2022-07-04 23:17:00 Zhiyuan community

DisCo: Remedy Self-supervised Learning on Lightweight Models with Distilled Contrastive Learning

The paper :https://arxiv.org/abs/2104.09124 Code ( Open source ):https://github.com/Yuting-Gao/DisCo-pytorch



Self supervised learning usually refers to the model learning general representations on large-scale unlabeled data , Migrate to downstream related tasks . Because the learned general characterization can significantly improve the performance of downstream tasks , Self supervised learning is widely used in various scenarios . Generally speaking , The larger the model capacity , The better the effect of self supervised learning [1,2]. conversely , Lightweight model (EfficientNet-B0, MobileNet-V3, EfficientNet-B1) The effect of self supervised learning is far less than that of the relatively large capacity model (ResNet50/101/152/50*2).

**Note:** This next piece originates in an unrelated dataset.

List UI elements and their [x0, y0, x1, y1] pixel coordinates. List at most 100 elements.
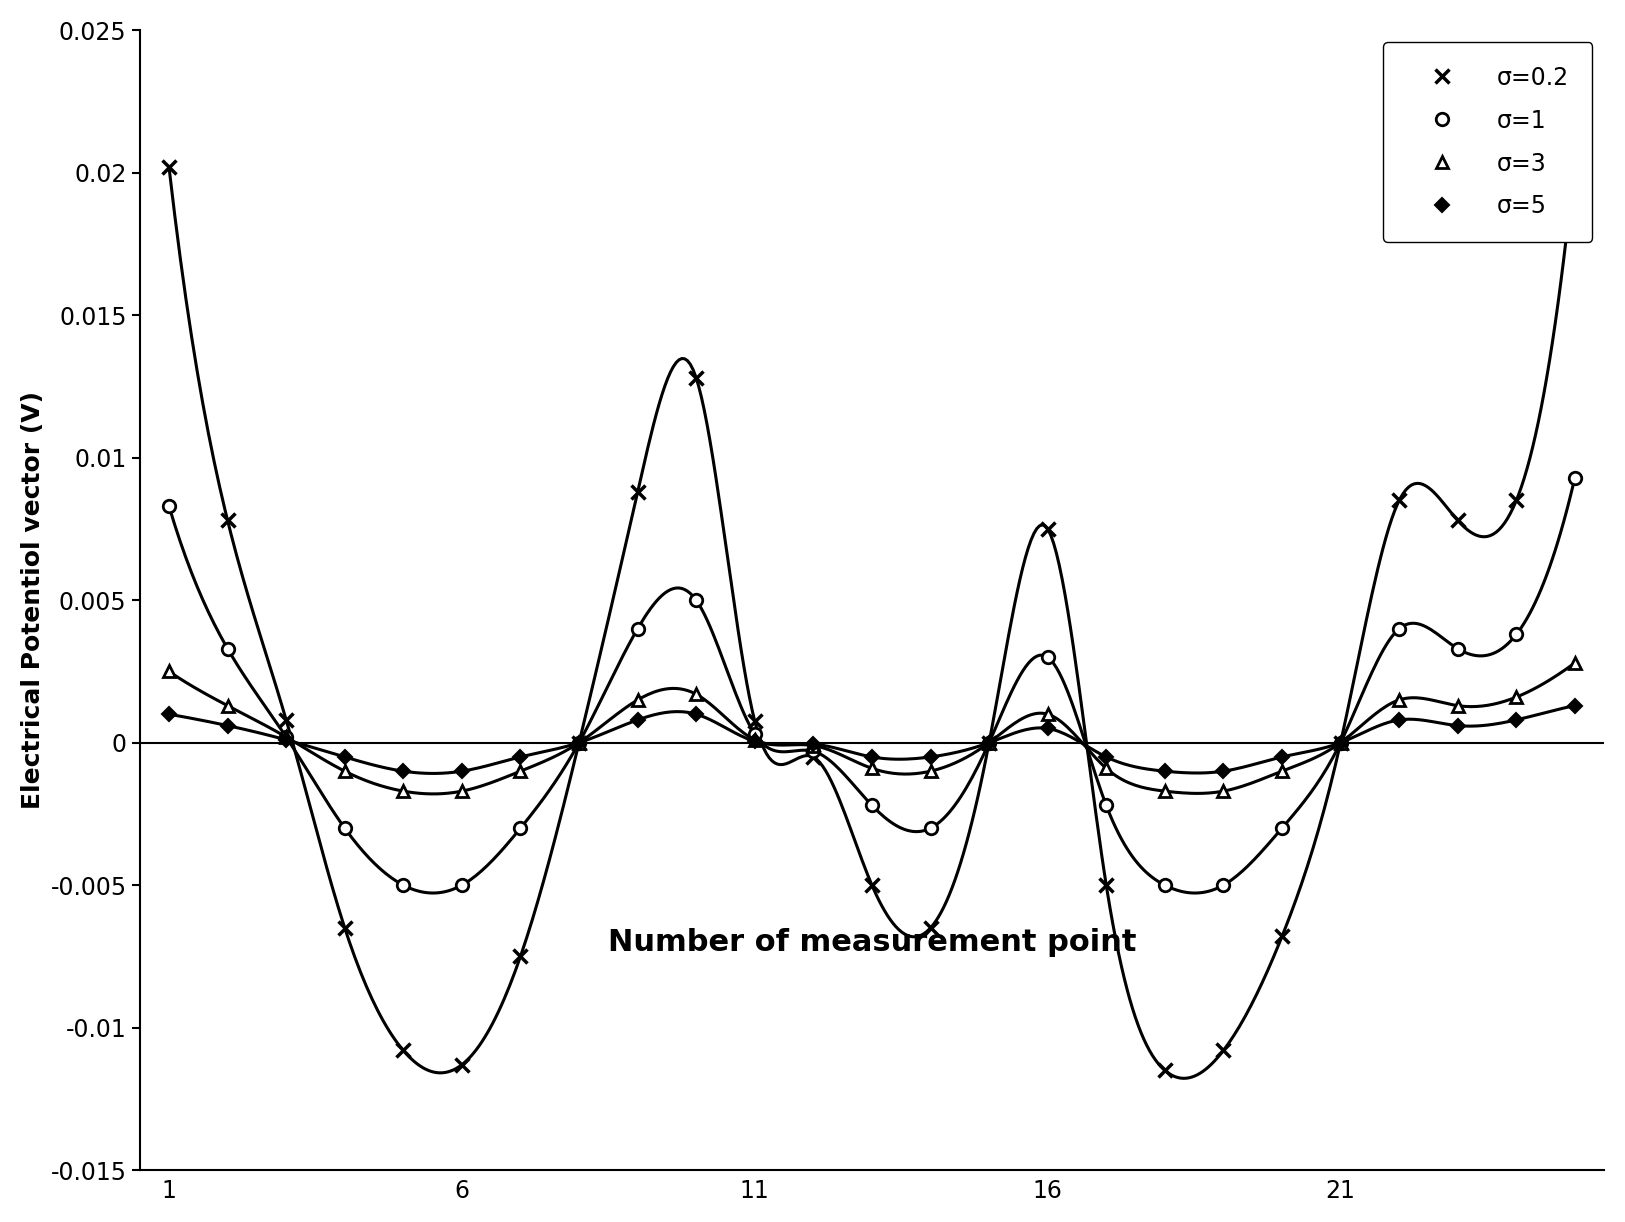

At present, the way to improve the performance of lightweight models in self supervised learning is mainly through distillation , Transfer the knowledge of the model with larger capacity to the student model .SEED [2] be based on MoCo-V2 frame [3,4], Large capacity model as Teacher, Lightweight model as Student, share MoCo-V2 Negative sample space in the frame (Queue), Through cross entropy, positive samples and the same negative samples are forced to Student And Teacher The distribution in space should be as same as possible .CompRess [1] And tried Teacher and Student Maintain their respective negative sample spaces , Use at the same time KL Divergence to narrow the distribution . The above methods can effectively Teacher Knowledge transferred to Student, So as to improve the lightweight model Student The effect of ( This article will use... Alternately Student And lightweight models ).

This paper proposes  Distilled Contrastive Learning (DisCo), A simple and effective self supervised learning method based on distillation lightweight model , This method can significantly improve Student And Some lightweight models can be very close Teacher Performance of . This method has the following observations :

  1. Distillation learning based on self-monitoring , because The last layer of representation contains the global absolute position and local relative position information of different samples in the whole representation space , and Teacher This kind of information in Student Better , So just pull closer Teacher And Student The representation of the last layer may be the best .
  2. stay CompRess [1] in ,Teacher And Student The model shares a negative sample queue (1q) And have their own negative sample queue (2q) The gap is 1% Inside . This method is migrated to the downstream task data set CUB200, Car192, This method has its own negative sample queue and can even significantly exceed the shared negative sample queue . This explanation ,Student Not from Teacher Learn enough effective knowledge in the shared negative sample space .Student There is no need to rely on Teacher Negative sample space of .
  3. One of the benefits of abandoning shared queues , As a whole The framework does not depend on MoCo-V2, The whole framework is more concise .Teacher/Student The model can be compared with others MoCo-V2 More effective self-monitoring / Unsupervised representation learning method combined , Further improve the final performance of the lightweight model after distillation .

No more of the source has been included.